Looking at the spin of 7N7 and 9F10

[bluestar]

I have worked out the total spin for the elements up to Neon however I hit a snag with Nitrogen and Fluorine.

The shell sequence of nitrogen 7N7 is 1s2, 2s2, 2p3 for both the proton and neutron and the total angular spin is 1

Likewise, Fluorine 9F10 is 1s2, 2s2, 2p5 for the proton and 1s2, 2s2, 2p6 for the neutron and the total angular spin is ½

In the nitrogen isotope it would appear that the 3 protons and neutrons are not paired and occupy separate states in the 2p shell. Thus the total orbital angular momentum would be 3 and the total spin would be 3/2 for the protons and additional for the neutrons suggesting the total angular momentum of 9 which is wrong.

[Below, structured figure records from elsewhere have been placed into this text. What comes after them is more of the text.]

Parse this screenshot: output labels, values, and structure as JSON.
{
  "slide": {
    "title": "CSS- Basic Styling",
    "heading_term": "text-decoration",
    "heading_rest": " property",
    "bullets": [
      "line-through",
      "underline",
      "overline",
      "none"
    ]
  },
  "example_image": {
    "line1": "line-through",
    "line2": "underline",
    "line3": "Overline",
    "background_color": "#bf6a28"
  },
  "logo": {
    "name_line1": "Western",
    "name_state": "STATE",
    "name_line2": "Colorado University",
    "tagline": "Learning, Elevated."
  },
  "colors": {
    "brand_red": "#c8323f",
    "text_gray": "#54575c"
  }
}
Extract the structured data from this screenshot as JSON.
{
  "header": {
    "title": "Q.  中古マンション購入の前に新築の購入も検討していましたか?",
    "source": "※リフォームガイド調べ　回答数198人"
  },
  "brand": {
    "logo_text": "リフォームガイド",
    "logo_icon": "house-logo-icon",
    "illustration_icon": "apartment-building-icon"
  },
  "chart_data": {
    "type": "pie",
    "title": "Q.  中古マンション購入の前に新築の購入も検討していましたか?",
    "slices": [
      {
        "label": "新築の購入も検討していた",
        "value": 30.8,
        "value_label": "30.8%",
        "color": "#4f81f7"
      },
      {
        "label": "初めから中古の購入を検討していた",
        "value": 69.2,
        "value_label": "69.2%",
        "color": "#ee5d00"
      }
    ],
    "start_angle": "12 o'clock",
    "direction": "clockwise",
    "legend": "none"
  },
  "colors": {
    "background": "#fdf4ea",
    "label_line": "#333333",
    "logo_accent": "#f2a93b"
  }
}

So do 2 of the protons in different states in the 2p shell pair up their orbital and spin angular momentum? Likewise do 2 of the neutrons in the 2p shell pair up their orbital and spin angular momentum? If so, this would leave yield an orbital momentum of 1 for the proton and 1 for the neutron; likewise, the spin of the two separate nucleons sum up to 1. This would then yield a total angular momentum of 2 + 1 = 3 with is also wrong.

The only way I can see to achieve a total angular momentum of 1 is if the spin of the proton and neutron were both negative, which I considered wrong because unpaired particle spin were always positive. So can an unpaired particle have a negative spin?

With respect to 9F10 there are 2 sets of paired protons plus 1 separate in the 2p shell and all neutrons are paired. This would produce an orbital angular momentum of 1 and a spin of ½ for a total of 3/2; however JANICE indicates this isotope has only ½ spin suggesting the proton spin was -1/2.

Can anyone shed any light on the total spin of these two isotopes?

 

[PeterDonis]

Are you looking at the nuclear shells or the electron shells? They're not the same. What you're giving look like electron shell configurations.

Check out the Wikipedia page: http://en.wikipedia.org/wiki/Nuclear_shell_model" . According to the nuclear shell model as described there (see the graph on the right in the "predicted magic numbers" section), 7N7 would have 1s(1/2) - 2, 1p(3/2) - 4, 1p(1/2) - 1 for protons, and the same for neutrons. The total spin would be 1 (1/2 each for the unpaired proton and neutron).

9F10 would have 1s(1/2) - 2, 1p(3/2) - 4, 1p(1/2) - 2, 1d(5/2) - 1 for protons, and the same except 1d(5/2) - 2 for neutrons. The total spin would be 1/2 for the unpaired proton.

(Pedantic note: these are, of course, the ground states of these nuclei. This actually does make a difference for the 7N7 case, because there is also a spin-0 state possible for that nucleus, with the same shell configuration, where the unpaired proton and neutron have opposite spins; however, this state has higher energy than the spin-1 state where the unpaired proton and neutron spins are aligned. I've been unable to find a reference online with a good simple explanation of why that is, but I suspect it's because the magnetic moments of the proton and neutron are of opposite signs--the proton is about +2.8 and the neutron is about -2, in the standard units for magnetic moments of elementary particles--which means that when their spins are aligned, their magnetic moments attract each other--opposite magnetic poles attract just as opposite charges do--so that the nucleus as a whole is a little bit more tightly bound--lower total energy--whereas when the spins are opposite, the magnetic moments repel each other and the nucleus as a whole is a little bit less tightly bound--higher total energy.)